Troup, J. P. (Ed.). (1990). Selection of effective training categories. In International Center For Aquatic Research annual: Studies by the International Center for Aquatic Research 1989-90. Colorado Springs, CO: United States Swimming Press.

The relationship between speed increases and energy requirements is linear. Four levels of training effects are described:

  1. Endurance one is the level where lactate is produced and removed at an equal rate (AT). This is the minimum speed for endurance development.
  2. Endurance two is the level where VO2max is attained, that is, the maximum pace at which endurance can be developed.
  3. Anaerobic one occurs at the speed which produces lactic acid and accommodates race-specific pace. This is also known as lactate tolerance training.
  4. Anaerobic two occurs at race-specific speed, develops the highest amount of lactate, and trains maximum power (a 100% effort).

The use of an individual's swimming economy profile (O2 uptake as the measure of energy cost related to swimming speed) allows these values to be determined. Their use is for determining what sort of training is needed to produce the capacity change in the proportion required for an event.

Among proficient athletes, the use of oxygen is the major factor in a swimmer's profile for determining success. The swimming economy test provides information on that ability. The test also shows improvements in training and mechanics. Once physical capacities are trained they cannot improve. If a leveling-off occurs and mechanical changes are introduced, then a change in the economy curve should result from being more or less efficient.

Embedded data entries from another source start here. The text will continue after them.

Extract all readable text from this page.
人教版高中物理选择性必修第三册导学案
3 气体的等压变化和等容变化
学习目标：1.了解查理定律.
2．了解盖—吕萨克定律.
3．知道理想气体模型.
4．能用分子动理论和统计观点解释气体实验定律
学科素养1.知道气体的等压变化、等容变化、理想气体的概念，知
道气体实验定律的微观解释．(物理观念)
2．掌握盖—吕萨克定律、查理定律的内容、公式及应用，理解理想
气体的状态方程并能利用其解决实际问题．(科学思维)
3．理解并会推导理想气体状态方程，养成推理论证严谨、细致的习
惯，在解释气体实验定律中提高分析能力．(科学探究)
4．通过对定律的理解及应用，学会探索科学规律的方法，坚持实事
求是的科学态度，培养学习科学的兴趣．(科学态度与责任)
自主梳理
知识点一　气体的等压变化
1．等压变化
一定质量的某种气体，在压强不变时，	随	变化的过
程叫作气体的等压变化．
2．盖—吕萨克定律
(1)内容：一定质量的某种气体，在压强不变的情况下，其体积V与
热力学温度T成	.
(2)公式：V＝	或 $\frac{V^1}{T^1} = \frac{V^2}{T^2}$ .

The relationship between endurance capacity and performance is relatively low (r = .40), however, economy with performance is much greater (r = .88).

Swimming economy is particular with each stroke because each has specific requirements. Other swimming activities also vary in economy. Pulling with a pull buoy costs less energy than free swimming at submaximal paces. Because of that: i) pulling must be done at slightly faster paces for pace training, and ii) for maximum endurance training it should be done at slower paces.

Long course and short course swimming are very different, short being easier. Short course training can be made to approximate long course training by adding 15% to training distances.

Implication. For all swimmers, programming of training for each stroke should be considered from the viewpoint of each being a different event. The parameters for one are not appropriate for another. (Many interesting tables and graphs are supplied).